Ma Thèse en 180 secondes : le défi scientifique des universités bordelaises
Jeudi 2 avril, les universités bordelaises ont vibré au rythme de la finale locale du célèbre concours Ma Thèse en 180 secondes. Cet événement unique met au défi les doctorants de résumer leurs travaux de recherche, souvent le fruit de quatre années d'investissement, en seulement trois minutes chrono. Un exercice de vulgarisation scientifique qui demande précision, clarté et une maîtrise parfaite du sujet.
Un concours qui valorise la recherche et la pédagogie
L'objectif de Ma Thèse en 180 secondes est double : permettre aux jeunes chercheurs de présenter leurs travaux devant un jury composé d'experts, mais aussi devant un public majoritairement lycéen. Cette dimension pédagogique est essentielle, car elle encourage la transmission des connaissances vers les nouvelles générations. L'Université de Bordeaux et l'Université Bordeaux Montaigne ont ainsi organisé leurs finales respectives, couronnant plusieurs lauréats qui représenteront leur établissement lors de la prochaine étape.
Les lauréats bordelais et leurs sujets de recherche
Parmi les participants, Liana Lebrault, thésarde en géographie, a particulièrement marqué les esprits en remportant à la fois le prix du public et le premier prix du jury. Son sujet d'étude, « Espace et réseaux de l'alimentation diasporique africaine à Bordeaux : fabrication d'une centralité commerciale intégrée à des circulations transnationales ? », explore comment les habitudes alimentaires des communautés africaines, estimées entre 20 000 et 30 000 personnes, façonnent l'identité et le paysage urbain bordelais.

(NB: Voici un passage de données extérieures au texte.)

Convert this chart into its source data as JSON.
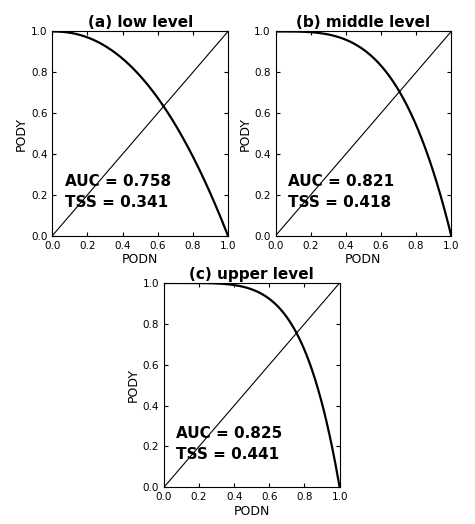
{
  "panels": [
    {
      "title": "(a) low level",
      "auc": 0.758,
      "tss": 0.341,
      "curve_beta": 2.2
    },
    {
      "title": "(b) middle level",
      "auc": 0.821,
      "tss": 0.418,
      "curve_beta": 3.5
    },
    {
      "title": "(c) upper level",
      "auc": 0.825,
      "tss": 0.441,
      "curve_beta": 5.0
    }
  ],
  "xlabel": "PODN",
  "ylabel": "PODY",
  "xlim": [
    0.0,
    1.0
  ],
  "ylim": [
    0.0,
    1.0
  ],
  "xticks": [
    0.0,
    0.2,
    0.4,
    0.6,
    0.8,
    1.0
  ],
  "yticks": [
    0.0,
    0.2,
    0.4,
    0.6,
    0.8,
    1.0
  ],
  "curve_color": "#000000",
  "diag_color": "#000000",
  "background_color": "#ffffff",
  "curve_linewidth": 1.6,
  "diag_linewidth": 0.8,
  "annotation_fontsize": 11,
  "title_fontsize": 11
}
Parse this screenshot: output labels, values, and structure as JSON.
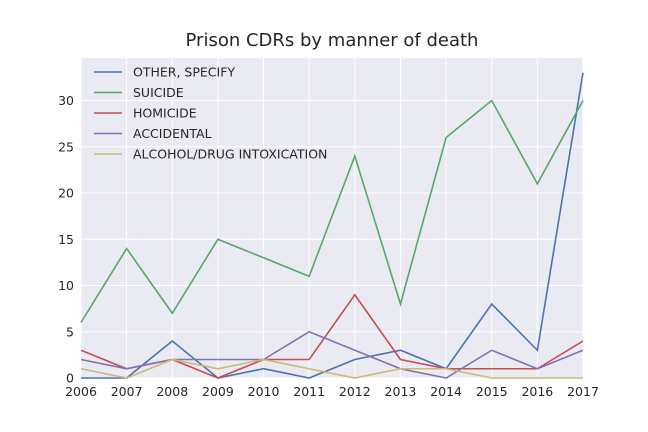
{
  "chart_data": {
    "type": "line",
    "title": "Prison CDRs by manner of death",
    "xlabel": "",
    "ylabel": "",
    "x": [
      2006,
      2007,
      2008,
      2009,
      2010,
      2011,
      2012,
      2013,
      2014,
      2015,
      2016,
      2017
    ],
    "xlim": [
      2006,
      2017
    ],
    "ylim": [
      0,
      34.6
    ],
    "yticks": [
      0,
      5,
      10,
      15,
      20,
      25,
      30
    ],
    "grid": true,
    "legend_position": "upper-left",
    "series": [
      {
        "name": "OTHER, SPECIFY",
        "color": "#4c72b0",
        "values": [
          0,
          0,
          4,
          0,
          1,
          0,
          2,
          3,
          1,
          8,
          3,
          33
        ]
      },
      {
        "name": "SUICIDE",
        "color": "#55a868",
        "values": [
          6,
          14,
          7,
          15,
          13,
          11,
          24,
          8,
          26,
          30,
          21,
          30
        ]
      },
      {
        "name": "HOMICIDE",
        "color": "#c44e52",
        "values": [
          3,
          1,
          2,
          0,
          2,
          2,
          9,
          2,
          1,
          1,
          1,
          4
        ]
      },
      {
        "name": "ACCIDENTAL",
        "color": "#8172b2",
        "values": [
          2,
          1,
          2,
          2,
          2,
          5,
          3,
          1,
          0,
          3,
          1,
          3
        ]
      },
      {
        "name": "ALCOHOL/DRUG INTOXICATION",
        "color": "#ccb974",
        "values": [
          1,
          0,
          2,
          1,
          2,
          1,
          0,
          1,
          1,
          0,
          0,
          0
        ]
      }
    ]
  }
}
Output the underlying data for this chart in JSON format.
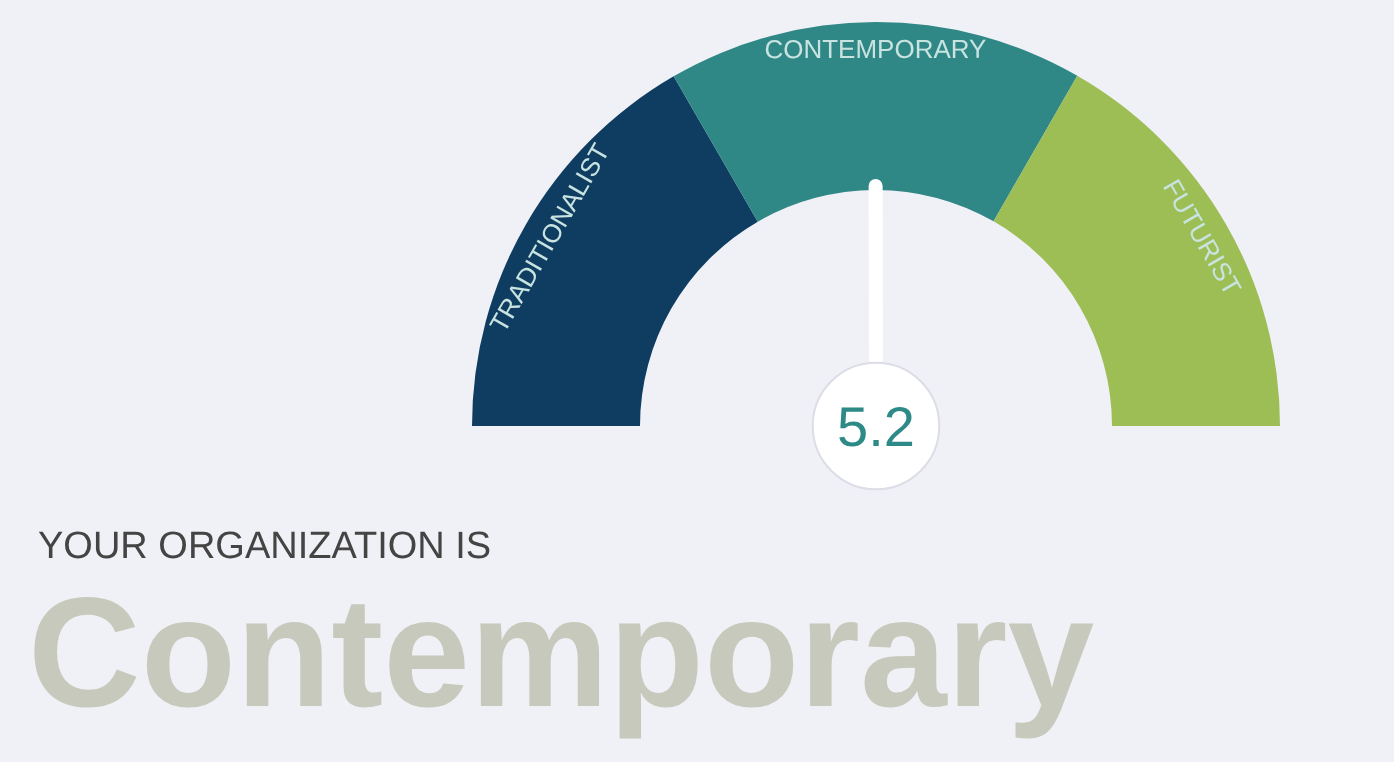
{
  "chart_data": {
    "type": "donut",
    "title": "YOUR ORGANIZATION IS",
    "subtitle": "Contemporary",
    "categories": [
      "TRADITIONALIST",
      "CONTEMPORARY",
      "FUTURIST"
    ],
    "values": [
      33.3,
      33.3,
      33.4
    ],
    "colors": [
      "#0f3d62",
      "#2f8786",
      "#9dbd55"
    ],
    "needle": "CONTEMPORARY",
    "annotations": [
      "5.2"
    ]
  }
}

Pour l'Université de Bordeaux, les lauréats sont :
- Youssef Sleiman (premier prix du jury) : « Optimisation de la formulation d'un béton géopolymère écologique à ultra haute performance à base de sous-produits industriels et de matériaux recyclés. »
- Laëtitia De Felix (deuxième prix du jury) : « Quel rôle joue le microclimat sur la sensibilité de la phénologie foliaire au réchauffement climatique et conséquences sur la résilience des forêts ? »
- Paul Galvez (prix du public) : « Stratégies d'optimisation de la membrane amniotique humaine pour la régénération osseuse. »
Du côté de l'Université Bordeaux Montaigne, Lucile Bordes a obtenu le deuxième prix avec son sujet sur « Guerre et paix : intermittence de la violence dans les récits féminins. Approche européenne (France, Espagne, Italie) de l'âge des extrêmes (XXe siècle). » tandis que Adèle Hollebecque a décroché le troisième prix pour ses recherches sur « les représentations médiatiques de l'autisme dans les médias pure players, un enjeu pour une société inclusive. »
Vers la finale régionale du 23 avril
Les six lauréats des deux universités bordelaises se qualifient désormais pour la finale régionale, qui regroupera les représentants des universités de Limoges, Pau, La Rochelle, Poitiers et Bordeaux. Cet événement se tiendra le 23 avril à l'Université de Limoges, offrant une nouvelle occasion aux doctorants de briller et de partager leurs découvertes avec un public encore plus large.
Au-delà de la compétition, Ma Thèse en 180 secondes souligne l'importance de la recherche universitaire et sa capacité à éclairer des enjeux contemporains, qu'ils soient sociaux, environnementaux ou technologiques. Un rendez-vous à suivre de près pour tous les passionnés de science et d'innovation.